Publié le 16-11-2021

L'agence de Notation R&I abaisse la note de la Tunisie à B+ avec perspective Négative

L'agence de notation financière japonaise R&I (Rating and Investment Information) a dégradé la note de la Tunisie de BB- à B+.



L'agence de Notation R&I abaisse la note de la Tunisie à B+ avec perspective Négative

Dans son communiqué publié aujourd’hui R&I (Rating and Investment Information), l’agence explique que la situation politique de la Tunisie est incertaine depuis que le président Kais Saied a pris tout le pouvoir exécutif.

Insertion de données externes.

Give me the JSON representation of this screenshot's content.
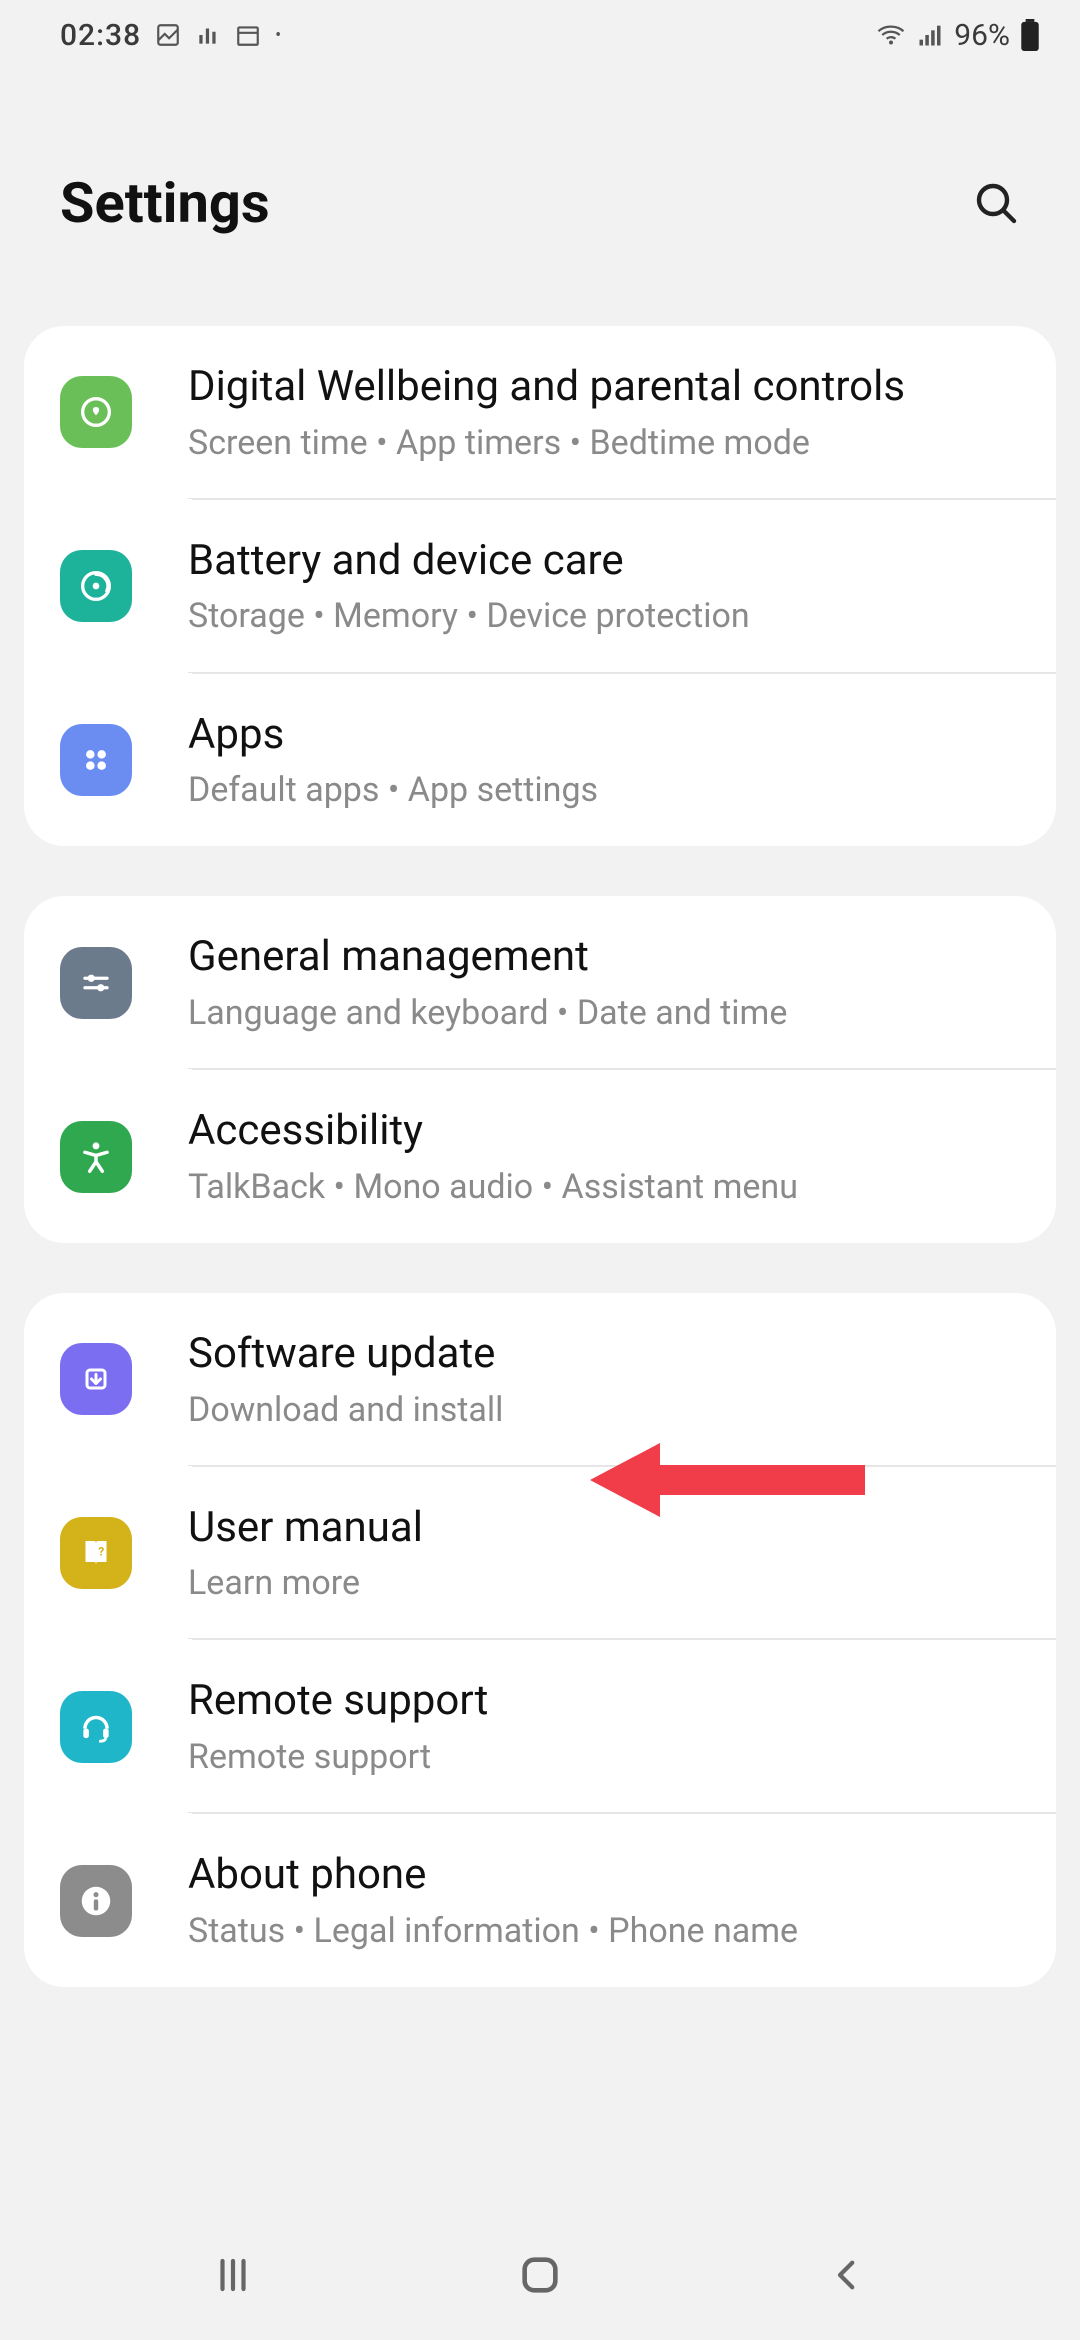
{
  "status": {
    "time": "02:38",
    "battery": "96%"
  },
  "header": {
    "title": "Settings"
  },
  "groups": [
    {
      "items": [
        {
          "title": "Digital Wellbeing and parental controls",
          "sub": "Screen time  •  App timers  •  Bedtime mode",
          "icon": "wellbeing",
          "color": "#6bbf59"
        },
        {
          "title": "Battery and device care",
          "sub": "Storage  •  Memory  •  Device protection",
          "icon": "battery-care",
          "color": "#1db29a"
        },
        {
          "title": "Apps",
          "sub": "Default apps  •  App settings",
          "icon": "apps",
          "color": "#6b8df2"
        }
      ]
    },
    {
      "items": [
        {
          "title": "General management",
          "sub": "Language and keyboard  •  Date and time",
          "icon": "sliders",
          "color": "#6b7b8c"
        },
        {
          "title": "Accessibility",
          "sub": "TalkBack  •  Mono audio  •  Assistant menu",
          "icon": "accessibility",
          "color": "#2fa84f"
        }
      ]
    },
    {
      "items": [
        {
          "title": "Software update",
          "sub": "Download and install",
          "icon": "update",
          "color": "#7b6ef0"
        },
        {
          "title": "User manual",
          "sub": "Learn more",
          "icon": "manual",
          "color": "#d4b21a"
        },
        {
          "title": "Remote support",
          "sub": "Remote support",
          "icon": "headset",
          "color": "#1fb6c9"
        },
        {
          "title": "About phone",
          "sub": "Status  •  Legal information  •  Phone name",
          "icon": "info",
          "color": "#8c8c8c"
        }
      ]
    }
  ]
}
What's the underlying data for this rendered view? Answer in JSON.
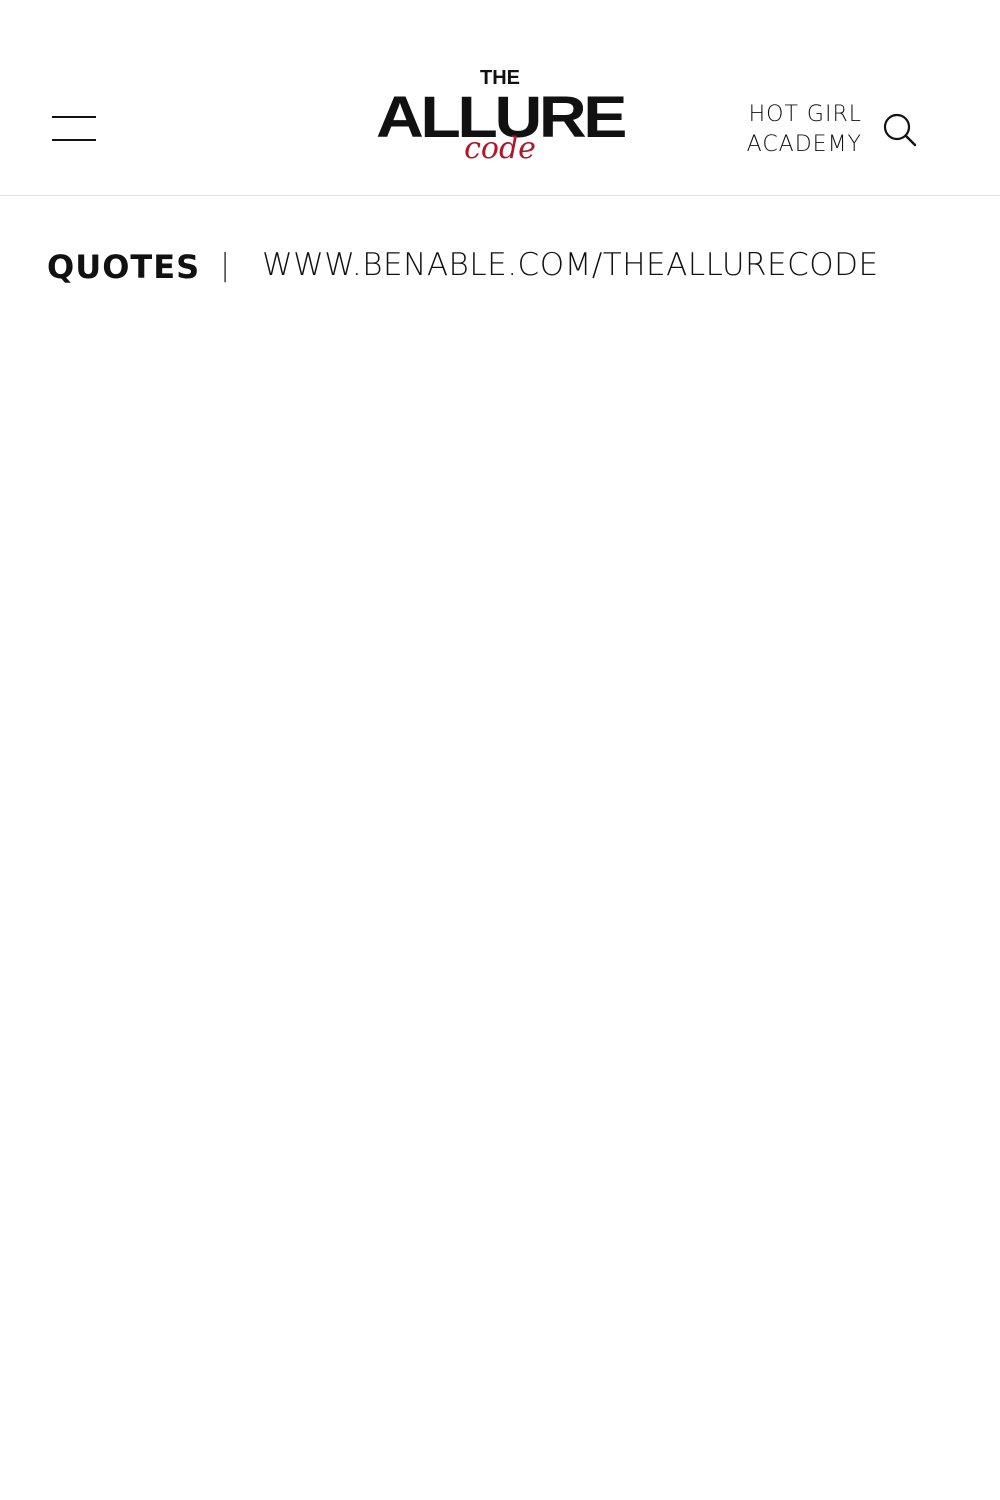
{
  "header": {
    "menu_icon": "hamburger-menu-icon",
    "logo": {
      "line1": "THE",
      "line2": "ALLURE",
      "line3": "code",
      "accent_color": "#b0172a"
    },
    "nav_link": {
      "line1": "HOT GIRL",
      "line2": "ACADEMY"
    },
    "search_icon": "search-icon"
  },
  "breadcrumb": {
    "title": "QUOTES",
    "separator": "|",
    "link": "WWW.BENABLE.COM/THEALLURECODE"
  }
}
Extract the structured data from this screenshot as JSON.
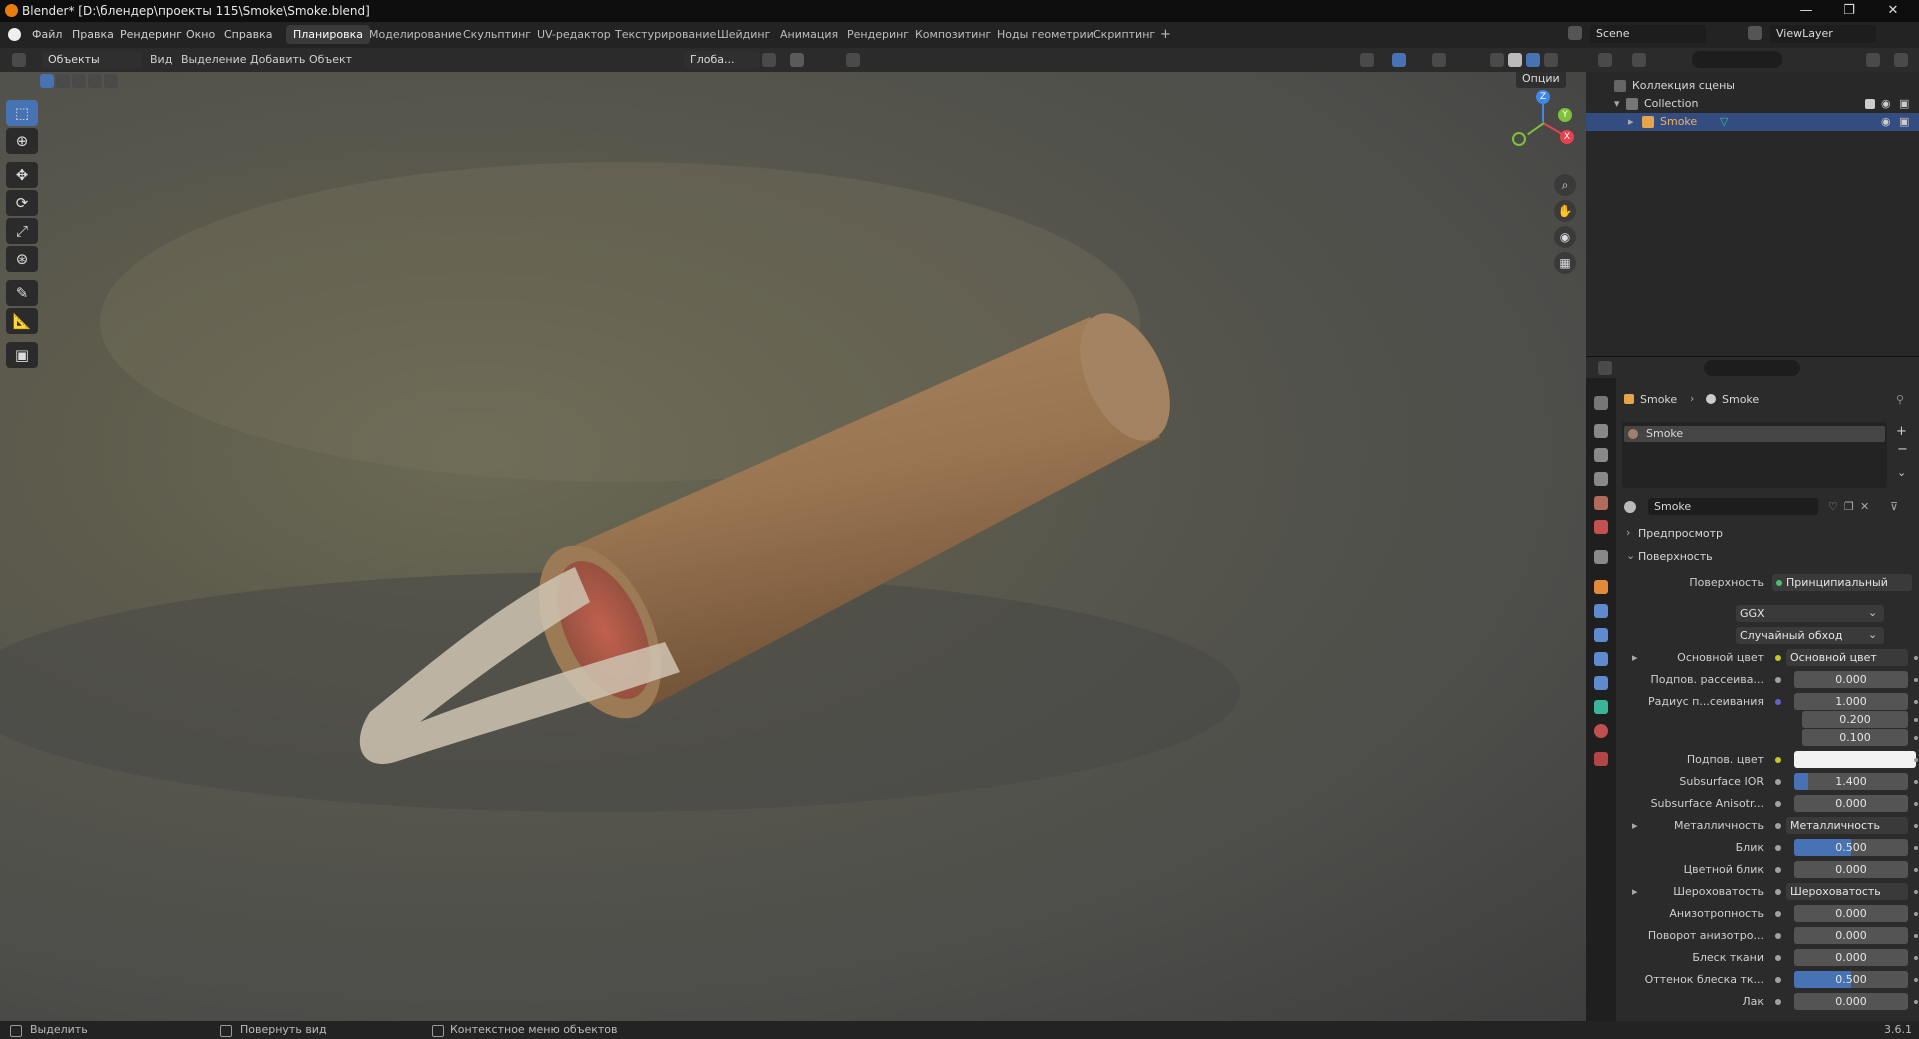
{
  "window": {
    "title": "Blender* [D:\\блендер\\проекты 115\\Smoke\\Smoke.blend]",
    "min": "—",
    "max": "❐",
    "close": "✕"
  },
  "menu": [
    "Файл",
    "Правка",
    "Рендеринг",
    "Окно",
    "Справка"
  ],
  "workspaces": [
    "Планировка",
    "Моделирование",
    "Скульптинг",
    "UV-редактор",
    "Текстурирование",
    "Шейдинг",
    "Анимация",
    "Рендеринг",
    "Композитинг",
    "Ноды геометрии",
    "Скриптинг"
  ],
  "workspace_add": "+",
  "scene": {
    "name": "Scene",
    "view_layer": "ViewLayer"
  },
  "viewport_header": {
    "mode": "Объекты",
    "menus": [
      "Вид",
      "Выделение",
      "Добавить",
      "Объект"
    ],
    "transform": "Глоба...",
    "options": "Опции"
  },
  "outliner": {
    "scene_collection": "Коллекция сцены",
    "collection": "Collection",
    "object": "Smoke"
  },
  "properties": {
    "breadcrumb_object": "Smoke",
    "breadcrumb_material": "Smoke",
    "slot": "Smoke",
    "material_name": "Smoke",
    "sections": {
      "preview": "Предпросмотр",
      "surface": "Поверхность"
    },
    "surface_label": "Поверхность",
    "surface_value": "Принципиальный BSDF",
    "distribution": "GGX",
    "subsurface_method": "Случайный обход",
    "rows": [
      {
        "label": "Основной цвет",
        "value": "Основной цвет",
        "kind": "link",
        "dot": "#c7c729",
        "expand": true
      },
      {
        "label": "Подпов. рассеива...",
        "value": "0.000",
        "kind": "num",
        "dot": "#a1a1a1",
        "fill": 0
      },
      {
        "label": "Радиус п...сеивания",
        "value": "1.000",
        "kind": "num",
        "dot": "#6363c7",
        "fill": 0
      },
      {
        "label": "",
        "value": "0.200",
        "kind": "num",
        "fill": 0
      },
      {
        "label": "",
        "value": "0.100",
        "kind": "num",
        "fill": 0
      },
      {
        "label": "Подпов. цвет",
        "value": "",
        "kind": "color",
        "dot": "#c7c729"
      },
      {
        "label": "Subsurface IOR",
        "value": "1.400",
        "kind": "num",
        "dot": "#a1a1a1",
        "fill": 0.12
      },
      {
        "label": "Subsurface Anisotr...",
        "value": "0.000",
        "kind": "num",
        "dot": "#a1a1a1",
        "fill": 0
      },
      {
        "label": "Металличность",
        "value": "Металличность",
        "kind": "link",
        "dot": "#a1a1a1",
        "expand": true
      },
      {
        "label": "Блик",
        "value": "0.500",
        "kind": "num",
        "dot": "#a1a1a1",
        "fill": 0.5
      },
      {
        "label": "Цветной блик",
        "value": "0.000",
        "kind": "num",
        "dot": "#a1a1a1",
        "fill": 0
      },
      {
        "label": "Шероховатость",
        "value": "Шероховатость",
        "kind": "link",
        "dot": "#a1a1a1",
        "expand": true
      },
      {
        "label": "Анизотропность",
        "value": "0.000",
        "kind": "num",
        "dot": "#a1a1a1",
        "fill": 0
      },
      {
        "label": "Поворот анизотро...",
        "value": "0.000",
        "kind": "num",
        "dot": "#a1a1a1",
        "fill": 0
      },
      {
        "label": "Блеск ткани",
        "value": "0.000",
        "kind": "num",
        "dot": "#a1a1a1",
        "fill": 0
      },
      {
        "label": "Оттенок блеска тк...",
        "value": "0.500",
        "kind": "num",
        "dot": "#a1a1a1",
        "fill": 0.5
      },
      {
        "label": "Лак",
        "value": "0.000",
        "kind": "num",
        "dot": "#a1a1a1",
        "fill": 0
      }
    ]
  },
  "statusbar": {
    "select": "Выделить",
    "rotate": "Повернуть вид",
    "context": "Контекстное меню объектов",
    "version": "3.6.1"
  },
  "gizmo": {
    "x": "X",
    "y": "Y",
    "z": "Z"
  },
  "colors": {
    "accent": "#4772b3",
    "selection": "#334d80",
    "x_axis": "#e8414f",
    "y_axis": "#7fc13a",
    "z_axis": "#3f87e8"
  }
}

R&I met l'accent sur le fait que « la situation politique en Tunisie est incertaine depuis que le président Kaïs Saïed a pris en main tous les pouvoirs ». Et d’ajouter: « On craint que le retour à une trajectoire de croissance durable ne soit retardé. Étant donné la forte incertitude quant aux perspectives d’assainissement budgétaire, il faudra peut-être beaucoup de temps pour une réduction du taux d’endettement public ».

Le produit intérieur brut (PIB) réel s'est contracté de 8,8% en 2020 en raison de la pandémie de coronavirus.

Au début de 2021, les infections par le virus se sont propagées, portant un coup dur à l'économie au premier semestre. Bien que l'économie se dirige vers une reprise avec la levée des restrictions et les progrès de la vaccination, la croissance en année pleine ne devrait être que de 2,6%, selon le gouvernement.

Pour 2022, le FMI prévoit une croissance de 3,3%, car une reprise économique dans la zone euro, principale destination des exportations du pays, stimuleraient l'économie.

 En 2020, le déficit du compte courant s'est réduit à 6,5% du PIB grâce à l'amélioration du déficit commercial grâce à une demande intérieure atone. Étant donné que les raisons structurelles des déficits existent toujours, le déficit se creusera probablement à nouveau parallèlement à une reprise économique.

En 2020, la faiblesse de l'économie et les réponses à la pandémie ont creusé le déficit budgétaire à 9,9% du PIB. Dans son budget 2021, le gouvernement prévoyait que le déficit se réduirait à 6,6 % du PIB. En outre, il s'attend désormais à ce que le déficit se creuse à 8,4% du PIB en raison principalement de mesures de soutien supplémentaires pour la poursuite de la propagation du coronavirus et d'une augmentation des coûts des subventions causée par la hausse des prix du pétrole brut.

L'encours de la dette publique a grimpé à 79,5% du PIB en 2020 et atteindra probablement environ 85% du PIB en 2021. 

La pression sur les liquidités augmentera, à moins que le gouvernement obtient de l'aide financière du FMI, toujours selon la même source.